A new urban furniture solution could store bicycles and shade benches with clean design. California startup Bike Arc could raise awareness about eco friendly practices with a number of attractive styles-- as well as protect bikes in areas with harmful weather.
Designed by Jeff Selzer and Joseph Bellomo, the original concept (the Tube Arc) achieved its goal of fitting 20 bicycles in a parking space-sized area. The company's work all seems reminiscent of a futurist elephant graveyard -- with steel ribs jutting forth from sidewalks.
Arc shapes appear to have inspired all designs. The Umbrella Arc holds 8 bikes in a blossom shaped unit, looking more like metal trees lining a sidewalk than a storage rack.
Bike Arc is also working on an affordable housing solution with the same simple curve. The first House Arc prototypes will be in Hawaii and are expected to be completed this year.
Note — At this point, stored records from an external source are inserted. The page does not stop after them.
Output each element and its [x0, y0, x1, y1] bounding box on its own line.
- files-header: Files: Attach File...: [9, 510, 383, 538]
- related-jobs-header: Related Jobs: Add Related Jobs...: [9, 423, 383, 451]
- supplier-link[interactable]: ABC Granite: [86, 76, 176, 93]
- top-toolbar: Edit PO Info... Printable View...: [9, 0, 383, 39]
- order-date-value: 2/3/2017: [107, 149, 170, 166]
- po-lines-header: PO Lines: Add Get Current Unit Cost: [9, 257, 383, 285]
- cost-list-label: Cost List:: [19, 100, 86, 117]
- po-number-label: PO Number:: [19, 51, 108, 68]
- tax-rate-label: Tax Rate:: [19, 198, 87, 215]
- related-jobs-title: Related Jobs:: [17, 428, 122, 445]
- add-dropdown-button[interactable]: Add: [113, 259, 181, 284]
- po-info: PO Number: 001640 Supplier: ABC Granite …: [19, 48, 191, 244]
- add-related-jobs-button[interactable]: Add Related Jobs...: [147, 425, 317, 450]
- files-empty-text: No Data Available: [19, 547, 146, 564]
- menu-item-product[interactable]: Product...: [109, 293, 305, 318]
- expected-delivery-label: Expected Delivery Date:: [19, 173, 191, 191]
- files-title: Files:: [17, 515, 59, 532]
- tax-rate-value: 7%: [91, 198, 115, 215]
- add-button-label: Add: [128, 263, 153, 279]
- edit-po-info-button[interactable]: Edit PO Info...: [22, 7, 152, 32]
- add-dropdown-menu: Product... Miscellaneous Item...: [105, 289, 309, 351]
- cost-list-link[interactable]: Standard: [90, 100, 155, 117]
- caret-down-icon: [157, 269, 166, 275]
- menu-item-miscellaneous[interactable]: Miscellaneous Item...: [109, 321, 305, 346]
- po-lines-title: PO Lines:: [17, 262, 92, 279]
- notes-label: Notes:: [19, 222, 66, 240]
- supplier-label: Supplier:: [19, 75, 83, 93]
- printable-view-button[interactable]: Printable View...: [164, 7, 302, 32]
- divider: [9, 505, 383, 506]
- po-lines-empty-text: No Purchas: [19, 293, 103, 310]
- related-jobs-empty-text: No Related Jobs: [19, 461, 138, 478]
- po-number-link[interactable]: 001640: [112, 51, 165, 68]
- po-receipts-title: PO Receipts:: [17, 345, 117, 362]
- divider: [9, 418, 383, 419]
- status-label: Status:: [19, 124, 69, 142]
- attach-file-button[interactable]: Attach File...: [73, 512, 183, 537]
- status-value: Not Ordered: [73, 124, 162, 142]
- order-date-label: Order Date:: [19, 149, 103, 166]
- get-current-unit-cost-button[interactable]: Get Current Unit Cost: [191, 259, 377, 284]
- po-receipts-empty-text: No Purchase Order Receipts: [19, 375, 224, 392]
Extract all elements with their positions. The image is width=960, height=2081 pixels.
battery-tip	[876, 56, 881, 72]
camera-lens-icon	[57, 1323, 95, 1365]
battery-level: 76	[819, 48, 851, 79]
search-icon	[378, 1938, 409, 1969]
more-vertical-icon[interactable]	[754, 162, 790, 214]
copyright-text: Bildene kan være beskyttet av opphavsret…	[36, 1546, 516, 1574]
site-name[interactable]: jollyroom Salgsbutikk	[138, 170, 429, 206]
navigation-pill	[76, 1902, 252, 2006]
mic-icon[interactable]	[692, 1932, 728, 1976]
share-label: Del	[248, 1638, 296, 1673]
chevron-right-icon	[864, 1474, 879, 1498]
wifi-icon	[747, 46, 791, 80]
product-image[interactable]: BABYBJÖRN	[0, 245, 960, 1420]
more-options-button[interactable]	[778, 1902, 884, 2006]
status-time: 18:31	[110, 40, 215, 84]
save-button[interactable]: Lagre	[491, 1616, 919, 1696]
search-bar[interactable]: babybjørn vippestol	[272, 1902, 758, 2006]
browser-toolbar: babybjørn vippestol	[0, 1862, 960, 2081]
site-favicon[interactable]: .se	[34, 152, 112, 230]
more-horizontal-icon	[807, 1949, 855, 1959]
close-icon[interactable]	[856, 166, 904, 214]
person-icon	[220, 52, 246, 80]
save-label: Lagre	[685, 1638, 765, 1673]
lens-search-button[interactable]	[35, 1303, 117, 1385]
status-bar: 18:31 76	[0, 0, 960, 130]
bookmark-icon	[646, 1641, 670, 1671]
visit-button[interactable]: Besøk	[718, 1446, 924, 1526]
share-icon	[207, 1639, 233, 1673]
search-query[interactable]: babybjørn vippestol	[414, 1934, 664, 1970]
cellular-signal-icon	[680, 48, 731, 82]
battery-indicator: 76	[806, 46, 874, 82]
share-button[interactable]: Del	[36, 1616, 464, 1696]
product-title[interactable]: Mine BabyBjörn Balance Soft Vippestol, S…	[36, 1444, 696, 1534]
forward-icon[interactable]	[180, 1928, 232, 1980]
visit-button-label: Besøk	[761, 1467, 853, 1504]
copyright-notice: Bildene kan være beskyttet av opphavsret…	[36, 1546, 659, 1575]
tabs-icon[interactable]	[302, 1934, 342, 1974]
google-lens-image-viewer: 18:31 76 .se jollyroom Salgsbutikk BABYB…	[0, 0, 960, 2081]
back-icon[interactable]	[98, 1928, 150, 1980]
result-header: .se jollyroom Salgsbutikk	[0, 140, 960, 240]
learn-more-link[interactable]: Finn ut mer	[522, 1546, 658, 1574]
Manhattan once had at least one set of payphones per city block— with those mostly gone thanks to cellular options, maybe that new found real estate could be taken advantage of by these slim units.
Another Bike Arc modular bike park system is the Bus Arc, which stores bikes and also will protect bus riders as they wait. The systems locks the rear wheel, leaving it up to the user to lock the front wheel to the frame— the design, however, allows for multiple points to secure wheel and frame alike.
According to the public relations firm that represents Bike Arc, the company is constantly developing new Bike Arc concepts, "including the use of more affordable materials and photovoltaic technology."
When I bought my last bicycle, I spent a good taping and scuffing it up to dissuade would-be thieves. If architecture like the Bike Arc series makes it into public spaces, I might not have to work so hard with the next bike -- though I doubt I'll be leaving my seat on.